私事で恐縮だが、退職後に嘱託として勤務した「少年支援室(不登校生徒を支援する施設)」の広報誌に、この映画にまつわる一文をしたためたことがある。
「ゆっくりでいい。前に進んでいればそれでいい。」
このセリフ、実はある映画の主人公が、娘にぽつんとつぶやいた一言です。映画は『RAILWAYS 49歳で電車の運転士になった男の物語』(2010年)、主人公を演じたのは中井貴一という俳優でした。
一流会社のエリート社員、筒井肇。仕事一筋で家庭を顧みなかった筒井だが、50歳を目前にし、母の入院や親友の死を機会に人生をやり直す決意をする。重役に昇任したばかりの会社を辞め、幼い頃の夢だった電車運転士になろうと奮闘する……という映画でした。舞台は島根県の出雲。美しい出雲の光景が画面にあふれ、ああ、日本という国は美しいものだなとしみじみ感じたものです。
「ゆっくりでいい」が語られるシーンは、こんなふうでした。
……父が会社を辞め、夢をかなえるために故郷の電車運転士になり、生き生きと働いている。

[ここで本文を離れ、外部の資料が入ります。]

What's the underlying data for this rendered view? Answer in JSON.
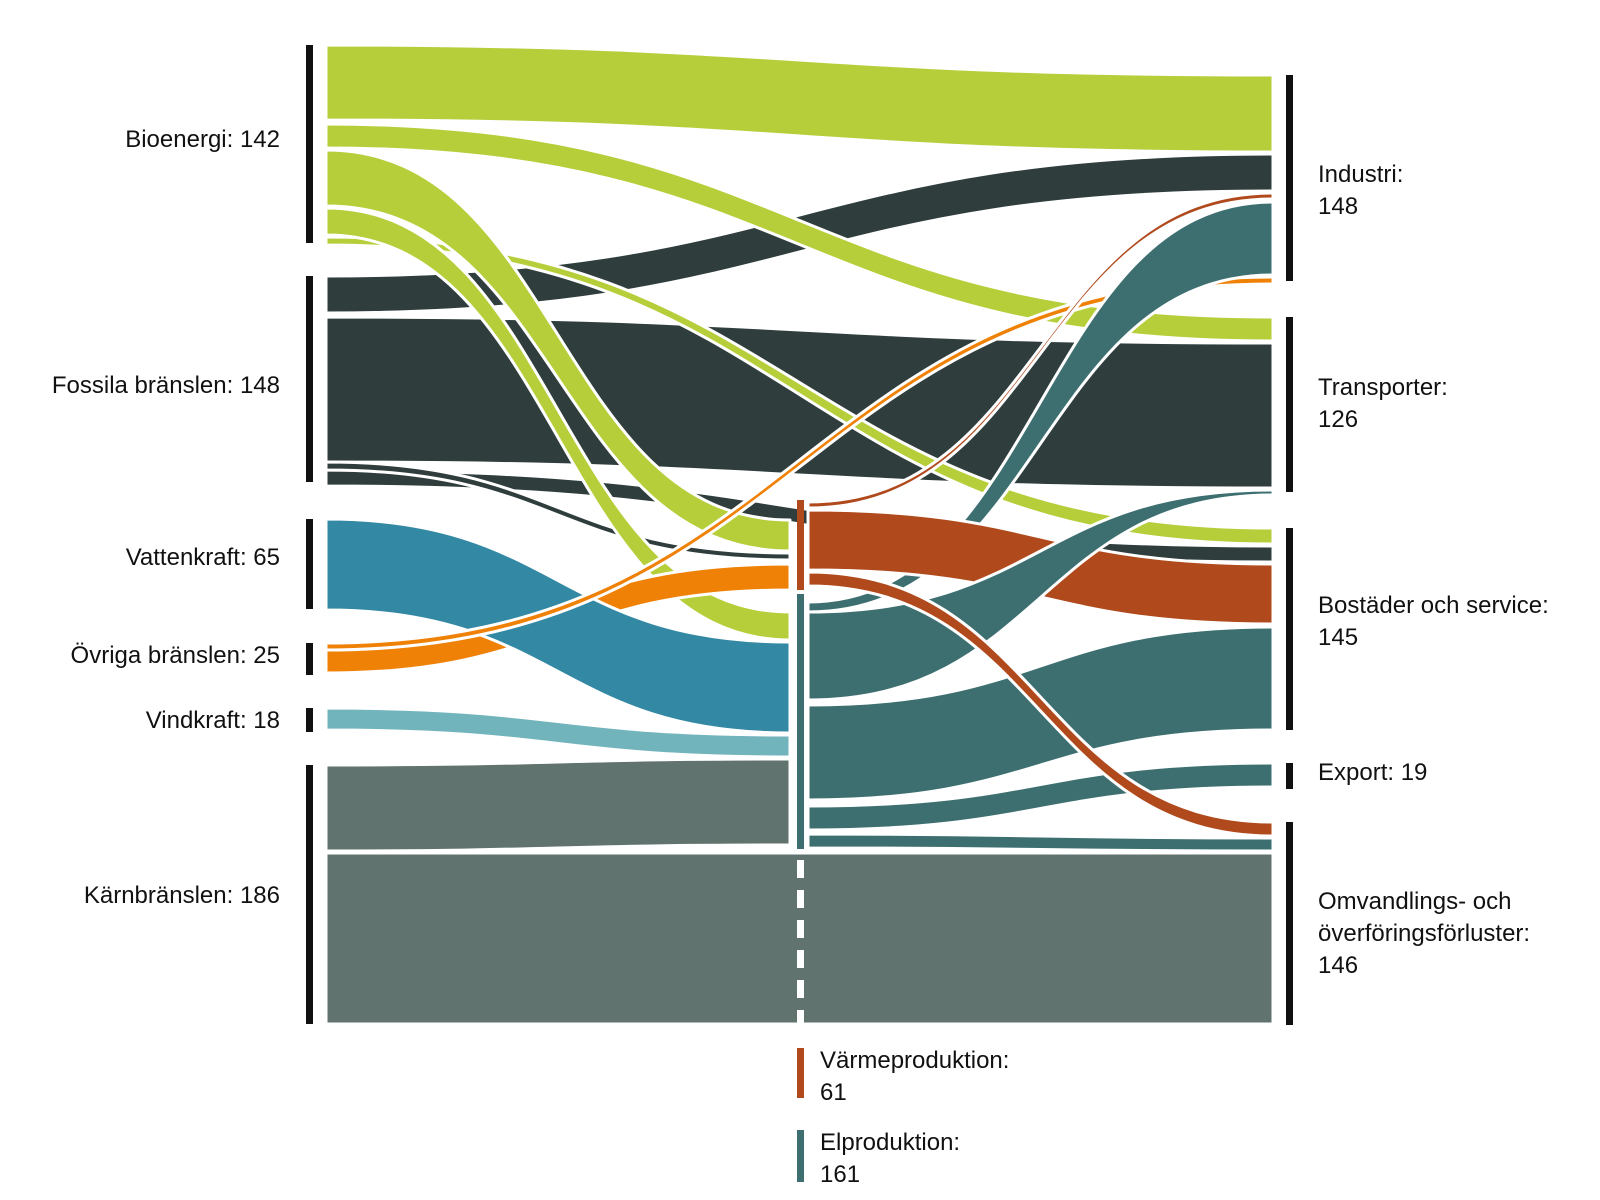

夏休みで故郷に帰省した娘、ある夜「おとうさん、仕事楽しい?」
父「楽しい。恥ずかしいほど。」
娘「なんで、恥ずかしいの?」
父「楽しい仕事ってどこか嘘っぽいと思っていたから。」
父「そっちは、どうだ。就活は?」
娘「いろいろ迷っている。」
父「焦ることはない。」
娘「お父さん、変わったね。」
父「そうか?」
娘、笑顔で「焦ることはないって言ってる。」
父「そうだな。」
父「ゆっくりでいい。前に進んでいればそれでいい。」
娘「はい。」
二人で庭を見ながら、楽しそうにスイカを食べる。父親の生き生きとした姿、父親の心のゆとりが、娘を信頼し尊重する言葉をつむぎ出したのかもしれません。
『こもれびだより』(2014年9月号)
なかなか学校にもどれず悩んでいる生徒と親ごさんに、「ゆっくりでいいんですよ」とのメッセージを伝えたかったのだ。
あの子たちは今どうしているだろうか‥‥、そんなことを考えながら出雲大社駅を後にした。